BMS-986187

Clinical data
- Other names: BMS986187
- Drug class: Opioid receptor positive allosteric modulator

Identifiers
- IUPAC name 3,3,6,6-tetramethyl-9-[4-[(2-methylphenyl)methoxy]phenyl]-4,5,7,9-tetrahydro-2H-xanthene-1,8-dione;
- CAS Number: 684238-37-7;
- PubChem CID: 17379334;
- IUPHAR/BPS: 9748;
- ChemSpider: 12814254;
- ChEMBL: ChEMBL3426789;

Chemical and physical data
- Formula: C_{31}H_{34}O_{4}
- Molar mass: 470.609 g·mol^{−1}
- 3D model (JSmol): Interactive image;
- SMILES CC1=CC=CC=C1COC2=CC=C(C=C2)C3C4=C(CC(CC4=O)(C)C)OC5=C3C(=O)CC(C5)(C)C;
- InChI InChI=1S/C31H34O4/c1-19-8-6-7-9-21(19)18-34-22-12-10-20(11-13-22)27-28-23(32)14-30(2,3)16-25(28)35-26-17-31(4,5)15-24(33)29(26)27/h6-13,27H,14-18H2,1-5H3; Key:UEKIYVKPQNKSDI-UHFFFAOYSA-N;

= BMS-986187 =

Chemical compound

BMS-986187 is a positive allosteric modulator (PAM) of the δ-opioid receptor (DOR) and the κ-opioid receptor (KOR).

The drug is highly potent as a DOR PAM, with an EC_{50} of 30 nM. It has been found to increase the affinity of the endogenous peptide DOR agonist leu-enkephalin for the receptor by 32-fold. The drug has been found to act as a biased allosteric agonist of the DOR, activating G protein signaling (EC_{50} = 301 nM; E_{max} = 92%) but with little capacity to recruit β-arrestin (EC_{50} = 579 μM) (bias factor = 1787). Although a PAM, BMS-986187 is able to activate the DOR even in the absence of an orthosteric agonist, and as such, has been referred to as an "ago-PAM".

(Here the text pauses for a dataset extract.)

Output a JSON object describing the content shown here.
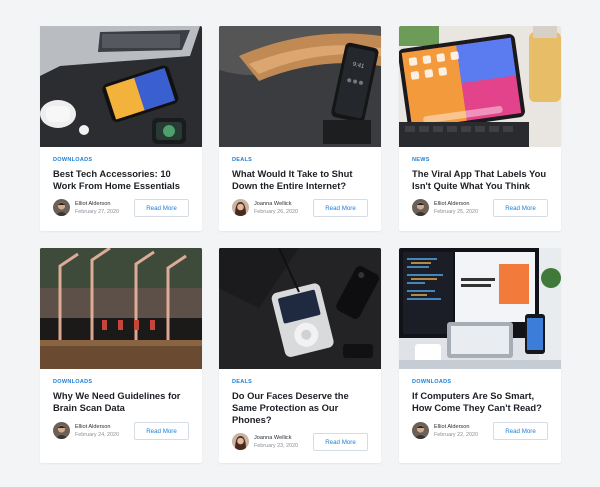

Subsequent to its discovery, BMS-987187 was found to act as a potent KOR PAM as well. It is also a weak μ-opioid receptor (MOR) PAM (EC_{50} = 3,000 nM), but has 100-fold selectivity for potentiation of the DOR over the MOR. BMS-986187 has about 20- to 30-fold higher affinity for the conserved allosteric site on the DOR and KOR relative to the corresponding site on the MOR. It is not a PAM of the nociceptin receptor, which is less homologous to the other opioid receptors.

The drug was first described by 2015 and was the first selective DOR PAM as well as the first selective KOR PAM to be discovered. It was identified via high-throughput screening (HTS). DOR PAMs like BMS-986187 might prove to be useful in the clinical treatment of certain gastrointestinal disorders.